Para continuar mantendo o clima de paz e de reaproximação, a diretoria do Atlético vai pagar cachê para a bateria da torcida organizada Os Fanáticos, que vai fazer uma apresentação no “Aquece Caldeirão”, neste domingo (20), antes da partida contra o Sport. A bateria da torcida se apresentará das 14h30 às 16h e receberá couvert artístico como pagamento. Sócios e torcedores com ingresso para o jogo pagam R$ 5 e quem não for ao jogo, mas quiser assistir a apresentação da bateria paga R$ 10.

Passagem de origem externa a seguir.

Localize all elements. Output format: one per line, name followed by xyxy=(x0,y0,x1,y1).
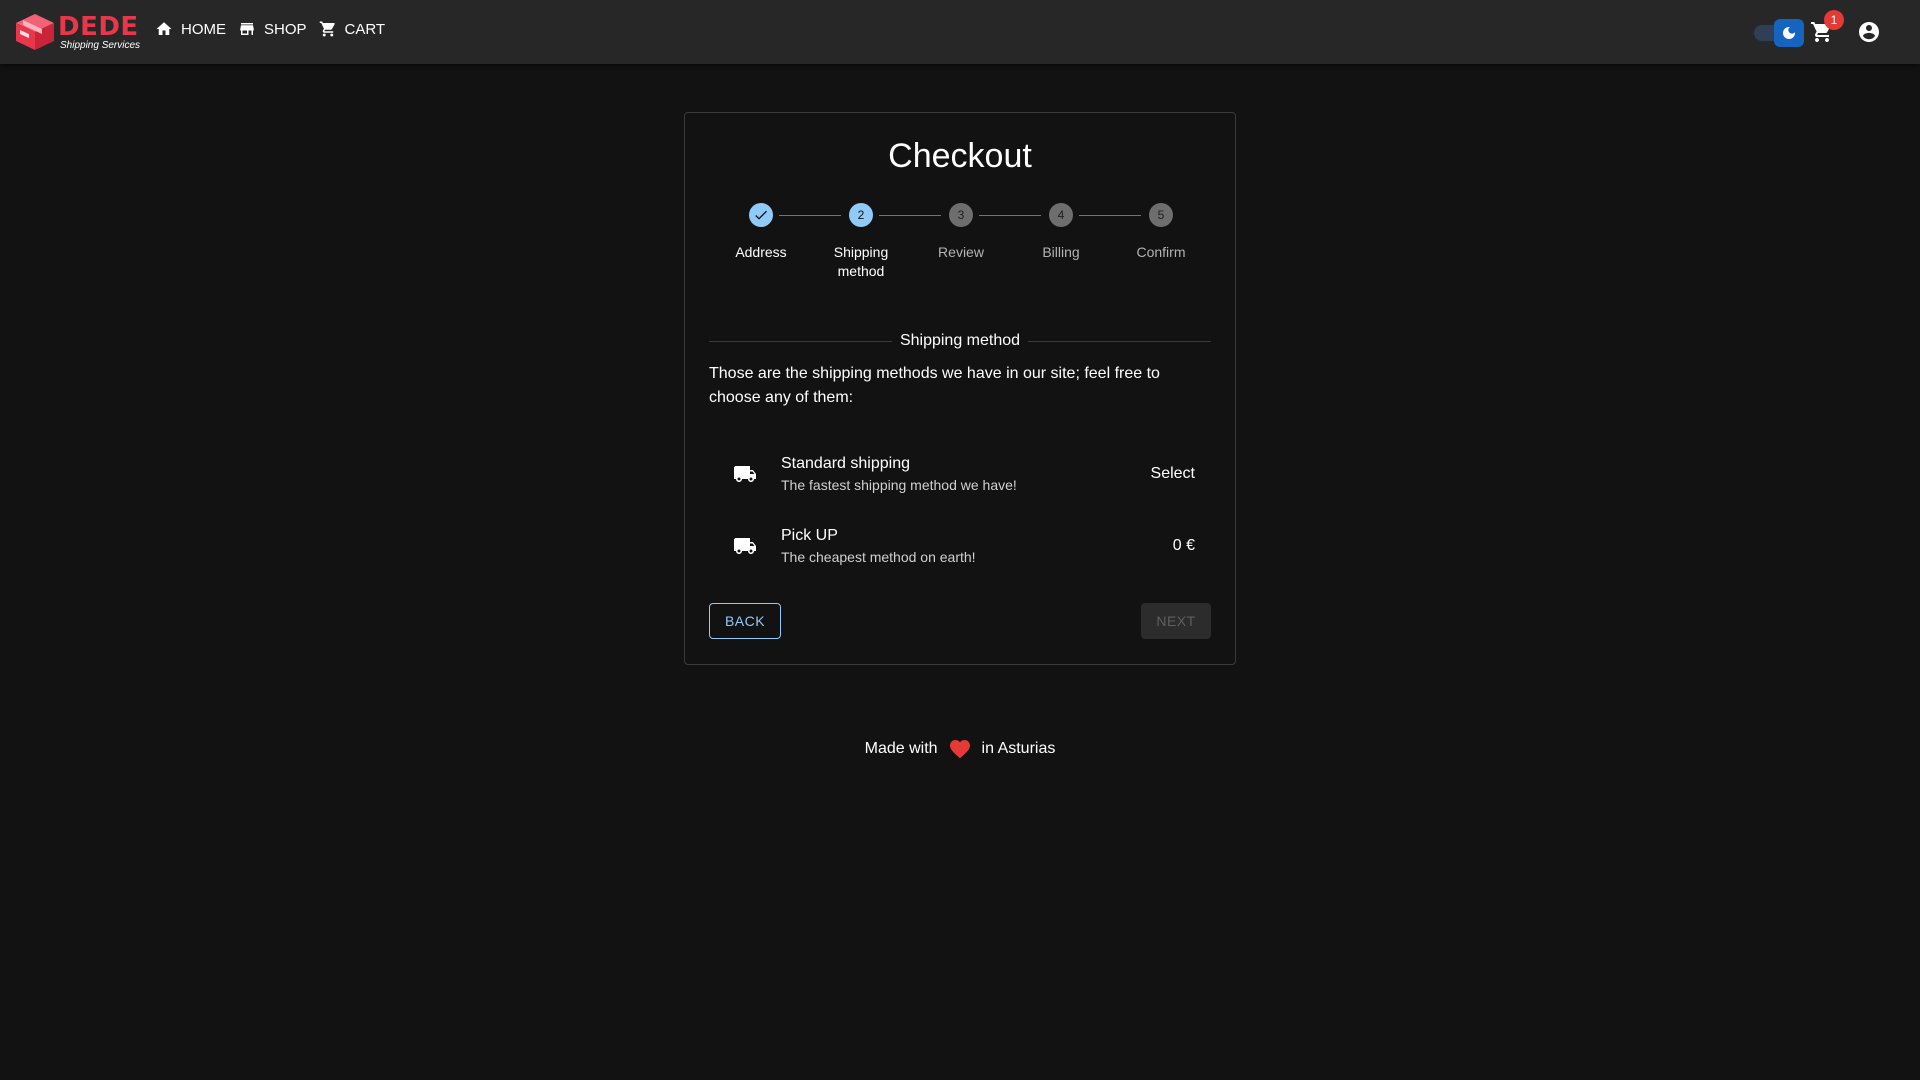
nav-cart-label: CART xyxy=(344,20,386,38)
method-price: 0 € xyxy=(1172,537,1195,554)
footer: Made with in Asturias xyxy=(0,737,1920,761)
step-confirm-label: Confirm xyxy=(1136,244,1186,260)
footer-text-before: Made with xyxy=(864,740,938,757)
step-shipping-label: Shipping method xyxy=(833,244,889,279)
theme-toggle[interactable] xyxy=(1754,19,1806,47)
main-nav: HOME SHOP CART xyxy=(155,20,397,38)
method-select[interactable]: Select xyxy=(1151,438,1195,510)
step-address: Address xyxy=(711,203,811,262)
section-divider: Shipping method xyxy=(709,332,1211,350)
account-button[interactable] xyxy=(1857,20,1881,44)
nav-home-label: HOME xyxy=(181,20,226,38)
heart-icon xyxy=(949,740,970,759)
checkout-stepper: Address 2 Shipping method 3 Review 4 Bil… xyxy=(685,203,1235,293)
step-review-label: Review xyxy=(938,244,984,260)
method-description: The fastest shipping method we have! xyxy=(781,477,1017,493)
step-confirm-circle: 5 xyxy=(1149,203,1173,227)
back-button[interactable]: BACK xyxy=(709,603,781,639)
shipping-method-pickup[interactable]: Pick UP The cheapest method on earth! 0 … xyxy=(709,510,1211,582)
store-icon xyxy=(240,23,254,35)
moon-icon xyxy=(1783,27,1795,39)
section-title-text: Shipping method xyxy=(891,332,1029,349)
step-billing-label: Billing xyxy=(1042,244,1080,260)
toggle-thumb xyxy=(1774,19,1804,47)
nav-shop-label: SHOP xyxy=(264,20,307,38)
step-confirm: 5 Confirm xyxy=(1111,203,1211,262)
truck-icon xyxy=(733,534,757,558)
home-icon xyxy=(156,22,172,35)
step-address-circle xyxy=(749,203,773,227)
cart-badge: 1 xyxy=(1824,10,1844,30)
check-icon xyxy=(755,210,767,220)
account-circle-icon xyxy=(1859,22,1879,42)
step-review: 3 Review xyxy=(911,203,1011,262)
brand-subtitle: Shipping Services xyxy=(60,39,141,51)
checkout-card: Checkout Address 2 Shipping method 3 Rev… xyxy=(684,112,1236,665)
cart-icon xyxy=(319,21,335,37)
next-button[interactable]: NEXT xyxy=(1141,603,1211,639)
step-review-circle: 3 xyxy=(949,203,973,227)
brand-text: DEDE Shipping Services xyxy=(58,14,140,51)
step-address-label: Address xyxy=(735,244,787,260)
step-billing: 4 Billing xyxy=(1011,203,1111,262)
method-name: Standard shipping xyxy=(781,455,910,472)
step-billing-circle: 4 xyxy=(1049,203,1073,227)
brand-name: DEDE xyxy=(58,11,139,42)
shipping-methods-list: Standard shipping The fastest shipping m… xyxy=(709,438,1211,582)
cart-button[interactable]: 1 xyxy=(1810,10,1844,44)
step-shipping-circle: 2 xyxy=(849,203,873,227)
brand-logo[interactable]: DEDE Shipping Services xyxy=(14,12,142,52)
app-bar: DEDE Shipping Services HOME SHOP CART 1 xyxy=(0,0,1920,64)
method-text: Pick UP The cheapest method on earth! xyxy=(781,525,976,567)
truck-icon xyxy=(733,462,757,486)
method-text: Standard shipping The fastest shipping m… xyxy=(781,453,1017,495)
method-description: The cheapest method on earth! xyxy=(781,549,976,565)
intro-text: Those are the shipping methods we have i… xyxy=(709,365,1160,406)
nav-home[interactable]: HOME xyxy=(155,20,226,38)
page-title: Checkout xyxy=(888,137,1032,175)
shipping-method-standard[interactable]: Standard shipping The fastest shipping m… xyxy=(709,438,1211,510)
box-logo-icon xyxy=(16,14,54,50)
section-title: Shipping method xyxy=(709,332,1211,350)
method-name: Pick UP xyxy=(781,527,838,544)
step-shipping-method: 2 Shipping method xyxy=(811,203,911,281)
footer-text-after: in Asturias xyxy=(981,740,1056,757)
nav-cart[interactable]: CART xyxy=(319,20,386,38)
nav-shop[interactable]: SHOP xyxy=(238,20,307,38)
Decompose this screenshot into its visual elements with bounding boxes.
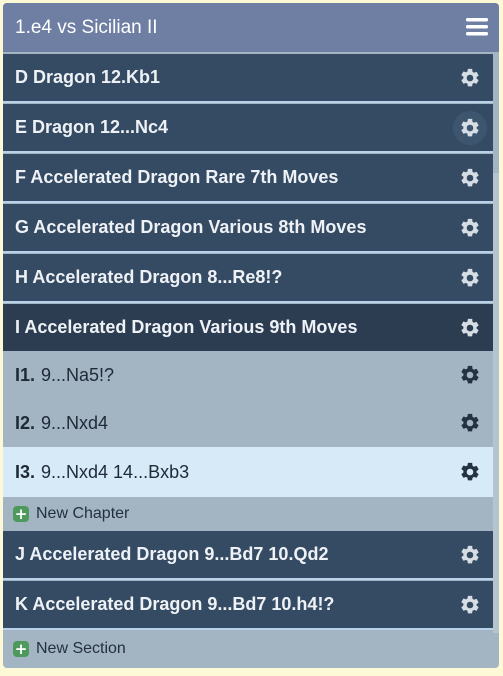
- chapter-label: 9...Nxd4 14...Bxb3: [41, 461, 190, 482]
- section-label: G Accelerated Dragon Various 8th Moves: [15, 217, 367, 237]
- section-k[interactable]: K Accelerated Dragon 9...Bd7 10.h4!?: [3, 581, 493, 630]
- gear-icon[interactable]: [459, 317, 481, 339]
- chapter-i2[interactable]: I2. 9...Nxd4: [3, 399, 493, 447]
- course-header: 1.e4 vs Sicilian II: [3, 3, 499, 52]
- chapter-number: I3.: [15, 461, 36, 482]
- hamburger-menu-icon[interactable]: [465, 16, 489, 38]
- scrollbar[interactable]: [493, 173, 499, 633]
- gear-icon[interactable]: [459, 364, 481, 386]
- gear-icon[interactable]: [459, 544, 481, 566]
- section-g[interactable]: G Accelerated Dragon Various 8th Moves: [3, 204, 493, 253]
- section-d[interactable]: D Dragon 12.Kb1: [3, 54, 493, 103]
- section-label: F Accelerated Dragon Rare 7th Moves: [15, 167, 339, 187]
- gear-icon[interactable]: [459, 117, 481, 139]
- gear-icon[interactable]: [459, 167, 481, 189]
- new-section-label: New Section: [36, 640, 126, 657]
- plus-icon: +: [13, 505, 29, 523]
- chapter-number: I1.: [15, 364, 36, 385]
- course-panel: 1.e4 vs Sicilian II D Dragon 12.Kb1 E Dr…: [3, 3, 499, 668]
- plus-icon: +: [13, 640, 29, 658]
- section-e[interactable]: E Dragon 12...Nc4: [3, 104, 493, 153]
- section-h[interactable]: H Accelerated Dragon 8...Re8!?: [3, 254, 493, 303]
- gear-icon[interactable]: [459, 217, 481, 239]
- new-chapter-label: New Chapter: [36, 505, 130, 522]
- chapter-label: 9...Na5!?: [41, 364, 115, 385]
- section-label: K Accelerated Dragon 9...Bd7 10.h4!?: [15, 594, 335, 614]
- gear-icon[interactable]: [459, 267, 481, 289]
- gear-icon[interactable]: [459, 67, 481, 89]
- section-f[interactable]: F Accelerated Dragon Rare 7th Moves: [3, 154, 493, 203]
- gear-icon[interactable]: [459, 412, 481, 434]
- chapter-i3[interactable]: I3. 9...Nxd4 14...Bxb3: [3, 447, 493, 497]
- chapter-i1[interactable]: I1. 9...Na5!?: [3, 351, 493, 399]
- gear-icon[interactable]: [459, 461, 481, 483]
- gear-icon[interactable]: [459, 594, 481, 616]
- section-i[interactable]: I Accelerated Dragon Various 9th Moves: [3, 304, 493, 351]
- section-label: E Dragon 12...Nc4: [15, 117, 169, 137]
- new-section-button[interactable]: + New Section: [3, 632, 493, 666]
- section-label: D Dragon 12.Kb1: [15, 67, 161, 87]
- section-label: I Accelerated Dragon Various 9th Moves: [15, 317, 358, 337]
- chapter-label: 9...Nxd4: [41, 412, 109, 433]
- new-chapter-button[interactable]: + New Chapter: [3, 497, 493, 531]
- section-j[interactable]: J Accelerated Dragon 9...Bd7 10.Qd2: [3, 531, 493, 580]
- section-label: J Accelerated Dragon 9...Bd7 10.Qd2: [15, 544, 329, 564]
- course-title: 1.e4 vs Sicilian II: [15, 16, 158, 38]
- section-label: H Accelerated Dragon 8...Re8!?: [15, 267, 283, 287]
- chapter-number: I2.: [15, 412, 36, 433]
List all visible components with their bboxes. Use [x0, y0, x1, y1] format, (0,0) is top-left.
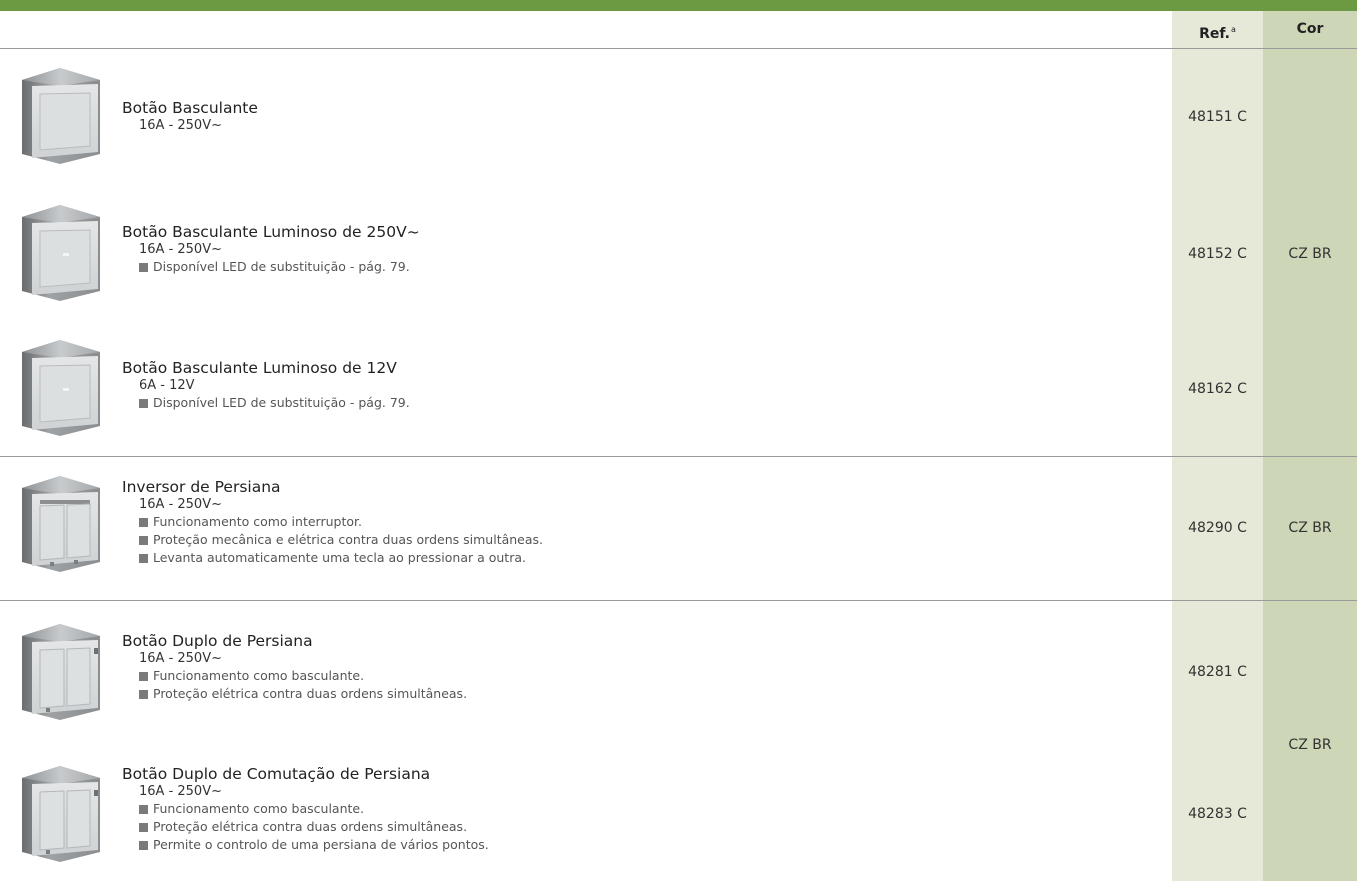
color-options: CZ BR: [1288, 246, 1332, 262]
double-rocker-switch-icon: [22, 624, 100, 720]
ref-column-header: Ref.a: [1172, 11, 1263, 48]
rocker-switch-single-icon: [22, 340, 100, 436]
rocker-switch-single-icon: [22, 205, 100, 301]
product-48151: Botão Basculante 16A - 250V~: [122, 98, 258, 134]
note-item: Proteção mecânica e elétrica contra duas…: [139, 531, 543, 549]
double-rocker-switch-icon: [22, 476, 100, 572]
product-name: Botão Basculante Luminoso de 12V: [122, 359, 397, 377]
color-options: CZ BR: [1288, 520, 1332, 536]
cor-column-header: Cor: [1296, 21, 1324, 37]
product-name: Botão Basculante: [122, 99, 258, 117]
note-item: Funcionamento como basculante.: [139, 800, 489, 818]
product-name: Botão Duplo de Comutação de Persiana: [122, 765, 431, 783]
product-ref: 48152 C: [1188, 246, 1247, 262]
product-notes: Disponível LED de substituição - pág. 79…: [122, 258, 420, 276]
note-item: Levanta automaticamente uma tecla ao pre…: [139, 549, 543, 567]
product-spec: 16A - 250V~: [139, 118, 222, 133]
product-ref: 48283 C: [1188, 806, 1247, 822]
ref-header-label: Ref.: [1199, 26, 1230, 42]
header-divider: [0, 48, 1357, 49]
color-options: CZ BR: [1288, 737, 1332, 753]
row-divider: [0, 456, 1357, 457]
note-item: Funcionamento como interruptor.: [139, 513, 543, 531]
product-notes: Funcionamento como interruptor. Proteção…: [122, 513, 543, 567]
product-ref: 48281 C: [1188, 664, 1247, 680]
product-ref: 48290 C: [1188, 520, 1247, 536]
product-48162: Botão Basculante Luminoso de 12V 6A - 12…: [122, 358, 410, 412]
product-spec: 16A - 250V~: [139, 784, 222, 799]
product-spec: 16A - 250V~: [139, 497, 222, 512]
note-item: Proteção elétrica contra duas ordens sim…: [139, 685, 467, 703]
product-spec: 16A - 250V~: [139, 242, 222, 257]
ref-column-background: [1172, 11, 1263, 881]
note-item: Disponível LED de substituição - pág. 79…: [139, 258, 420, 276]
note-item: Funcionamento como basculante.: [139, 667, 467, 685]
product-notes: Funcionamento como basculante. Proteção …: [122, 800, 489, 854]
product-notes: Disponível LED de substituição - pág. 79…: [122, 394, 410, 412]
product-name: Botão Duplo de Persiana: [122, 632, 313, 650]
note-item: Disponível LED de substituição - pág. 79…: [139, 394, 410, 412]
rocker-switch-single-icon: [22, 68, 100, 164]
product-48152: Botão Basculante Luminoso de 250V~ 16A -…: [122, 222, 420, 276]
ref-header-superscript: a: [1231, 25, 1236, 34]
product-ref: 48162 C: [1188, 381, 1247, 397]
product-name: Botão Basculante Luminoso de 250V~: [122, 223, 420, 241]
product-ref: 48151 C: [1188, 109, 1247, 125]
product-48283: Botão Duplo de Comutação de Persiana 16A…: [122, 764, 489, 854]
header-bar: [0, 0, 1357, 11]
row-divider: [0, 600, 1357, 601]
product-48281: Botão Duplo de Persiana 16A - 250V~ Func…: [122, 631, 467, 703]
double-rocker-switch-icon: [22, 766, 100, 862]
product-name: Inversor de Persiana: [122, 478, 281, 496]
product-spec: 6A - 12V: [139, 378, 195, 393]
product-notes: Funcionamento como basculante. Proteção …: [122, 667, 467, 703]
product-spec: 16A - 250V~: [139, 651, 222, 666]
note-item: Permite o controlo de uma persiana de vá…: [139, 836, 489, 854]
note-item: Proteção elétrica contra duas ordens sim…: [139, 818, 489, 836]
product-48290: Inversor de Persiana 16A - 250V~ Funcion…: [122, 477, 543, 567]
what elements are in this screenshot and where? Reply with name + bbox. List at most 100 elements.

Este é mais um capítulo na conturbada relação entre torcida organizada e diretoria, que viveu momentos de tensão, chegando, inclusive a proibição da entrada dos integrantes da Fanáticos uniformizados na Arena. A situação começou a dar sinais de trégua no jogo contra o Cruzeiro, quando surgiu até a figura do “animador”. “Estamos tentando melhorar o relacionamento com a torcida como um todo. Chamamos o animador a partir do jogo com o Cruzeiro, agora também convidamos a bateria para participar. É também uma forma de se reaproximar. Eles são especialistas em festa. Por que não chamá-los para nosso esquenta?”, falou o presidente Luiz Sallim Emed.
“Algumas pessoas da oposição vão entender como se estivéssemos tentando comprar o silêncio deles, mas não tem nada disso. Ninguém da diretoria participou da reunião”, enfatizou o dirigente.

Relações públicas da Fanáticos, Renato Martins afirmou à reportagem que o combinado inicial era de que o clube desse apenas uma ajuda de custo pelo esforço dos membros da bateria. “É para tomar uma água e comer alguma coisa, afinal a galera vai tocar 1h30, vai parar um pouco e depois vai tocar mais 2 horas durante o jogo”, afirmou.

Ele se surpreendeu, no entanto, ao saber que o Atlético havia informado em seu site oficial que haveria cobrança de entrada com o objetivo de pagar a bateria.

Depois de consultar outros membros da torcida, Martins confirmou que o dinheiro será aceito. “Temos um custo mensal de R$ 2,5 mil com a bateria e estamos tocando em casamentos e eventos para conseguir pagar o que antes era bancado com a venda de peças da nossa loja. Só que o Atlético proibiu a entrada de materiais da torcida nos jogos”, justificou.

O representante da organizada admitiu o avanço na relação com o Atlético – o clube cedeu a uma reivindicação e retirou as cadeiras do local onde fica a bateria no estádio –, mas lembrou que a evolução precisa continuar para que a bateria esteja presente na partida contra o Flamengo, última partida da temporada (4/12).

“Queremos entrar com a caveira e nossa marca. Se houver retrocesso não vamos ficar nessa lua de mel”, reiterou Martins.

“Qualquer turbulência nessa reta final pode atrapalhar. Vamos continuar conversando com ele e estabelecendo o que o clube pode fazer e o que eles podem. Mas não vamos sofrer por antecipação. Cada agonia na sua gora. O objetivo maior é fazer essa reaproximação”, rebateu Sallim.